High-Severity Flaw in Amazon Q Developer Allows Credential Theft via MCP Configs

A high-severity vulnerability in Amazon Q Developer, tracked as CVE-2026-12957, allows a malicious repository to execute arbitrary commands and steal a developer's cloud credentials. The flaw, disclosed by security researchers at Wiz, exploits how the AI coding assistant handles Model Context Protocol (MCP) server configurations.

The bug carries a CVSS score of 8.5, reflecting its potential for significant damage. The attack chain is relatively short: a developer opens a malicious repository, trusts the workspace, and Amazon Q processes MCP configurations that trigger unauthorized actions. Wiz reported the issue responsibly, and Amazon has deployed a patch.

The vulnerability hinges on the assistant's trust model for MCP servers.
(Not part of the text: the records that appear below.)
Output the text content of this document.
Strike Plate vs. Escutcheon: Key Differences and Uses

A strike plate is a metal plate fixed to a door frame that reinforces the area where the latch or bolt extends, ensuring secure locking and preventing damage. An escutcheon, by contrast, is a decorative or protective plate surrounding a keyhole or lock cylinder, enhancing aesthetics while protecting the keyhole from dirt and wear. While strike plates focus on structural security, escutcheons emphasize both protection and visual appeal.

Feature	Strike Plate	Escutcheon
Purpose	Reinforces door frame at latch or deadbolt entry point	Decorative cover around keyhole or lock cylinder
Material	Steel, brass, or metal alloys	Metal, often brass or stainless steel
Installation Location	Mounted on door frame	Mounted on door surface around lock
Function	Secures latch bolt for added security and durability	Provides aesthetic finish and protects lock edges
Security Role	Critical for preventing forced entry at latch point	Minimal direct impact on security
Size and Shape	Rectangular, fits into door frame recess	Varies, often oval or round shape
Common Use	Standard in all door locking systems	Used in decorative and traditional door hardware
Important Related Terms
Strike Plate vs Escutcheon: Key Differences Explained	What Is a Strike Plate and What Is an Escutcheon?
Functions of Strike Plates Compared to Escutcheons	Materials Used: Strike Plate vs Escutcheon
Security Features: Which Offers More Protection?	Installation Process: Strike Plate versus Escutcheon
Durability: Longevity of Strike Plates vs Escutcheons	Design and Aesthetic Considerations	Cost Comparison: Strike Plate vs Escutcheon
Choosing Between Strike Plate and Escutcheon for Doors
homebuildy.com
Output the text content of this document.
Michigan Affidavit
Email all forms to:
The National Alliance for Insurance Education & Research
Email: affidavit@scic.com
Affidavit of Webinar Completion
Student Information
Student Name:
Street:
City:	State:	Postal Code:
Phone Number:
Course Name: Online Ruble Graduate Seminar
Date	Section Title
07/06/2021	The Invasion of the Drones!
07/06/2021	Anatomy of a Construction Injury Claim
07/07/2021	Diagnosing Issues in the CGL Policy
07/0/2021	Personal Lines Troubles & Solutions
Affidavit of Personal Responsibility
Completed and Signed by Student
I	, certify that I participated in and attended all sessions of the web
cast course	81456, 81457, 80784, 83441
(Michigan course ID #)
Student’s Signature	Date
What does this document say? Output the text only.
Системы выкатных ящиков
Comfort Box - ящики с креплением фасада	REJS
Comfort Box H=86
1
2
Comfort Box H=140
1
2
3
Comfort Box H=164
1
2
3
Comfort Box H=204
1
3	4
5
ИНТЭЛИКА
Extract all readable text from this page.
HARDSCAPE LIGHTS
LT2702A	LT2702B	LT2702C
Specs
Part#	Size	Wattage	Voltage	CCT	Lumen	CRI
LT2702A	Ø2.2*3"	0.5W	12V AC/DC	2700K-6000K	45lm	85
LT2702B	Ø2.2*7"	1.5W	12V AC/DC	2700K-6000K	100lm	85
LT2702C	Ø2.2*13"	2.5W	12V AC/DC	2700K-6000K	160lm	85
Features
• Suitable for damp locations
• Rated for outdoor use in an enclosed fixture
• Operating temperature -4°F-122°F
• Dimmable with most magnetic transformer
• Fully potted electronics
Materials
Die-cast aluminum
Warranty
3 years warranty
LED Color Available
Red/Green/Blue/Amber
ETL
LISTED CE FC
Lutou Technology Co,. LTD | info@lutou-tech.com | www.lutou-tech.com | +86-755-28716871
When a developer opens a repository and approves the workspace, Amazon Q automatically processes embedded MCP server configurations. Malicious repositories could craft these configurations to execute code in the developer's environment, exfiltrating sensitive cloud credentials stored locally.

Amazon has released a security update addressing CVE-2026-12957. Users are urged to update Amazon Q Developer to the latest version immediately. As a workaround, developers should carefully review workspace trust prompts and avoid opening repositories from untrusted sources until patching is complete.

Wiz researchers identified the flaw during routine security auditing of AI coding tools. The disclosure highlights the growing attack surface introduced by AI assistants that integrate deeply into development environments. Organizations using Amazon Q Developer should prioritize patching and consider additional monitoring for anomalous credential access.